An SNP spokesman said: "People would get their full pension entitlement from day one of an independent Scotland, that is the government's guarantee.
"National insurance would continue to be paid in line with the current arrangements.
"There are EU rules in place to regulate the payment of pensions in different countries and these would, of course, be followed."
Pensions expert Malcolm McLean, from consultants Barnett-Waddingham, said: "The devil is in the detail of pensions. It's not as simple as it sounds."
He said a change of currency would cause "all sorts of problems" for the division of pension liabilities between Scotland and the rest of the UK. However, Scotland intends to continue using the pound Sterling so that difficulty may be avoided.

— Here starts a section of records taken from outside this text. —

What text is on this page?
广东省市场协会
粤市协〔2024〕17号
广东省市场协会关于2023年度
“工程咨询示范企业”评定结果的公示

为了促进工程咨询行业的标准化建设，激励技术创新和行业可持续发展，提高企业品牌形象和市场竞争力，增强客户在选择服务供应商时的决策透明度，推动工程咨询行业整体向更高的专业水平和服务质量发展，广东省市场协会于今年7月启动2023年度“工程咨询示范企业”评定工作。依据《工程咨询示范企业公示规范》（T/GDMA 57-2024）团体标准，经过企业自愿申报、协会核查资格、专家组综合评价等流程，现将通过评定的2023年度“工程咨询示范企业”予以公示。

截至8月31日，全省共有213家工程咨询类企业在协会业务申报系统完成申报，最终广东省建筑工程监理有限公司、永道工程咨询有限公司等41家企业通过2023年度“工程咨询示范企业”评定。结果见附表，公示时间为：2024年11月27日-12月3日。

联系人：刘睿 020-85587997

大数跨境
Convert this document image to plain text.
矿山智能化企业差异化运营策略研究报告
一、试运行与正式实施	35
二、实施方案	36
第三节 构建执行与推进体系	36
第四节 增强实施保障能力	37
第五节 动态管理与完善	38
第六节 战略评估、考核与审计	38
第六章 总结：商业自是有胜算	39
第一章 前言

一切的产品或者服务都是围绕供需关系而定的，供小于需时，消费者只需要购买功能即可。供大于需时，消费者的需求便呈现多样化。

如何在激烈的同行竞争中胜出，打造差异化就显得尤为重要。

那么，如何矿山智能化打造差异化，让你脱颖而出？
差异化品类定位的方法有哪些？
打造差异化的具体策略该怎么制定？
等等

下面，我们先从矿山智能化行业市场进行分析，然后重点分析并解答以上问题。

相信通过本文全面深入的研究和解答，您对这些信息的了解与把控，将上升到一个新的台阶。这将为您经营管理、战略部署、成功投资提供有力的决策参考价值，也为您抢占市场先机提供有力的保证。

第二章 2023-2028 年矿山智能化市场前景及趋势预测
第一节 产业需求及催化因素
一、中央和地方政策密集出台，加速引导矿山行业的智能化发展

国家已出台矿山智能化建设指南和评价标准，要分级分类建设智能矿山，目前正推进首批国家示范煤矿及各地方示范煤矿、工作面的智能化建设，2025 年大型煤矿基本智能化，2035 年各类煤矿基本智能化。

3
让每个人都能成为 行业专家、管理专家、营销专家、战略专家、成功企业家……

Mr McLean said he thought people drawing their state pension at the time of independence, if it happened, would notice little difference, especially if Scotland was an EU member.
He says: "Existing pensioners would probably be treated as overseas pensioners in the same way as UK pensioners living in other EU countries are."
The difficulties, according to Mr McLean, would come with people who have been paying national insurance contributions to the UK treasury.
He said the social security system was based on national insurance contributions, with the details held on a computer in Newcastle.
Mr McLean asked, would the Scottish government set up an equivalent database for Scotland, or would the Newcastle system be used as a base for all UK and Scottish pensions after independence?
Then there is the issue of "accrued" rights, he says, and how they would be transferred from the UK to Scotland and who would be responsible for paying the pensions.
A big problem with state pensions is that they are "unfunded", said Mr McLean.
Despite taking in the money in national insurance contributions, the pensions are paid on a pay-as-you-go basis straight out of the Treasury.
There is no state pension pot to draw on or divide up between the rest of the UK and Scotland, states the pensions expert, who argues the question of pension liabilities is a huge one which still has to be addressed.
On the issue of private pensions, Mr McLean says - although a currency union may remain - the different tax regimes in Scotland and the rest of the UK would be extra complication and cost for pension providers.
Dr Jim McCormick, of the Joseph Rowntree Foundation, thinks the division of state pension schemes is something which needs to be done "with caution".
He said it was "certainly not something you can do quickly or neatly", arguing that one way forward could be operating different pension pots for pension liabilities from the UK before independence and Scotland afterwards.
He added: "It would make perfect sense for an independent Scottish government to do some cost-sharing with a UK government for people close to the state retirement age. They could gradually move others to a new system. They would want to move with a lot of caution and partnership."